Tests to determine the etiology of Cushing's syndrome

High-dose dexamethasone suppression test.This test is very useful to differentiate hypothalamic-pituitary Cushing (where a certain degree of functionality of the negative feedback mechanism is maintained), from Cushing caused by adrenal tumors (where ACTH is already suppressed) or by ectopic ACTH production . The protocol to be followed is similar to that of the suppression tests with low doses of dexamethasone, administering 2 mg instead of 0.5 mg of dexamethasone every 6 hours. Suppression of urinary 17-hydroxycorticoids and free cortisol by 40% or more of baseline values ​​suggests Cushing's disease. Adrenal adenomas and carcinomas do not suppress it. This also does not occur in Cushings due to ectopic ACTH production and in 80% of nodular adrenal hyperplasias.

Methopyrone test. It is useful in differentiating Cushing's disease from adrenal tumors. This substance blocks the production of cortisol by inhibiting 11-alpha-hydroxylase, an enzyme that converts 11-deoxycortisol into cortisol. In normal individuals or in patients with Cushing's disease who partially preserve the functionality of the negative feedback system, the decrease in cortisol leads to an increase in ACTH, with the consequent increase in plasma 11-deoxycortisol and urinary 17OH-corticosteroids, which they represent the precursors of cortisol. With the administration of 750 mg every 4 hours for 24 hours, an increase of at least 100% in urinary 17OH-corticosteroids is considered normal. No response is seen in autonomous adrenal tumors.

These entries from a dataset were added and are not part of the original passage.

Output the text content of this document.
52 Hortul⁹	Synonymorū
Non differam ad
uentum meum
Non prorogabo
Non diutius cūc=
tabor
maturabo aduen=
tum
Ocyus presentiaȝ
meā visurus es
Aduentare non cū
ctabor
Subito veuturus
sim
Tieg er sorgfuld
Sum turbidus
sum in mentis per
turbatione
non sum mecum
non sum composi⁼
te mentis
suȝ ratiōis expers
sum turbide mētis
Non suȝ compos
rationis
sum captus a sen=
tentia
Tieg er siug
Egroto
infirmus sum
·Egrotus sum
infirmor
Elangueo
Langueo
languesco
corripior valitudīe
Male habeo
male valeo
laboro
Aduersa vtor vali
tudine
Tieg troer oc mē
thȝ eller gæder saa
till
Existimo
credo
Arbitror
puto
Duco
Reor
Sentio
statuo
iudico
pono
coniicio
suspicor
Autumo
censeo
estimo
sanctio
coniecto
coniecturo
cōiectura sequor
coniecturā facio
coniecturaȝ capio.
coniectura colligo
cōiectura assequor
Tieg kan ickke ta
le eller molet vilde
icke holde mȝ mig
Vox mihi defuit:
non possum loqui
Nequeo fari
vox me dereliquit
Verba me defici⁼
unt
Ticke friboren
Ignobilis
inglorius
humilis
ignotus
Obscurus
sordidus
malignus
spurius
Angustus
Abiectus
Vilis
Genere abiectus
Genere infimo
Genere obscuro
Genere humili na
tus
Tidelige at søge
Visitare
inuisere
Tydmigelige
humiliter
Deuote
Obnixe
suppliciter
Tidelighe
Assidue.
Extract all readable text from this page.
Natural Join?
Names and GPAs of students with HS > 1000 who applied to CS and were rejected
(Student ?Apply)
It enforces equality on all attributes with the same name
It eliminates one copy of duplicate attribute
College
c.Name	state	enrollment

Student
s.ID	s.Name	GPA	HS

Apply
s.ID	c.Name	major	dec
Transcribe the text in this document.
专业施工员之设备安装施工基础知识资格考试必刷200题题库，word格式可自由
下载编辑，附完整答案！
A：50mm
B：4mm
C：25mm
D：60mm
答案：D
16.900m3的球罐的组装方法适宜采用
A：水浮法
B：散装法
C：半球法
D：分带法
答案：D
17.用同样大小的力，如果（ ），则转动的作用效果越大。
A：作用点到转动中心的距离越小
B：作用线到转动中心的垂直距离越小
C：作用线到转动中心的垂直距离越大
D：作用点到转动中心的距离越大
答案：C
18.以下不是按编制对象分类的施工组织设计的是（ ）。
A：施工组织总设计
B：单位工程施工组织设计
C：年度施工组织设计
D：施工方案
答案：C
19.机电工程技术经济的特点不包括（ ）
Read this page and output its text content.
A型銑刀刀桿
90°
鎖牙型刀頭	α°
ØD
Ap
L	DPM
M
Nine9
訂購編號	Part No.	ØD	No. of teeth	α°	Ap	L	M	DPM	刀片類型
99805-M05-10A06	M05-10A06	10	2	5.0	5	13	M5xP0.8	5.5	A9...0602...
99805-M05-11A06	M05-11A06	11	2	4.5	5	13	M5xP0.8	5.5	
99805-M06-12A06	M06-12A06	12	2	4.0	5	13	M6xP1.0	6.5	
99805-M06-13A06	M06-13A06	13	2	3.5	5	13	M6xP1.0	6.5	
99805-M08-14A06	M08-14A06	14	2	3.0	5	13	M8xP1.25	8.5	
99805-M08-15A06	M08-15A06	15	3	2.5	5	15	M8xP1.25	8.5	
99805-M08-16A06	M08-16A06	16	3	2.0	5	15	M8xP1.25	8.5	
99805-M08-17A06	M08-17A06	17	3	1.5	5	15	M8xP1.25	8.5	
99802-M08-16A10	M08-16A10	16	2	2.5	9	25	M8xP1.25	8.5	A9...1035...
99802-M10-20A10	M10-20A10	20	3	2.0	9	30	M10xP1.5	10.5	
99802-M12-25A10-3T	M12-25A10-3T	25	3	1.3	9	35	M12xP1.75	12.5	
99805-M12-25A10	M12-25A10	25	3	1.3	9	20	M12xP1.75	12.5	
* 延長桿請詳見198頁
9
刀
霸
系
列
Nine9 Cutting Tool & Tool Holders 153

Plasma ACTH. Normal baseline concentrations in the morning hours are below 100 pg / ml, while in the afternoon they do not exceed 30 ug / ml. Plasma concentrations are very low in autonomous adrenal tumors, "normal" (high relative to concurrent elevated plasma cortisol levels), or slightly above normal in Cushing's cases of hypothalamic-pituitary cause, and very high in cases of ectopic ACTH production.

Other methods to determine the etiology of Cushing include the CRH (ACTH-releasing hypothalamic hormone) test and catheterization of the inferior petrosal sinuses with ACTH measurement before and following CRH administration.

Localization procedures include MRI of the hypothalamic pituitary region and CT of the abdomen. In this sense, it is important to remember that between 5 and 8% of normal individuals may present incidentalomas of the pituitary or adrenal.

When the clinical picture and laboratory data suggest the presence of an ectopic Cushing, studies such as chest radiographs that can detect up to 50% of the lesions, or a chest CT scan are necessary.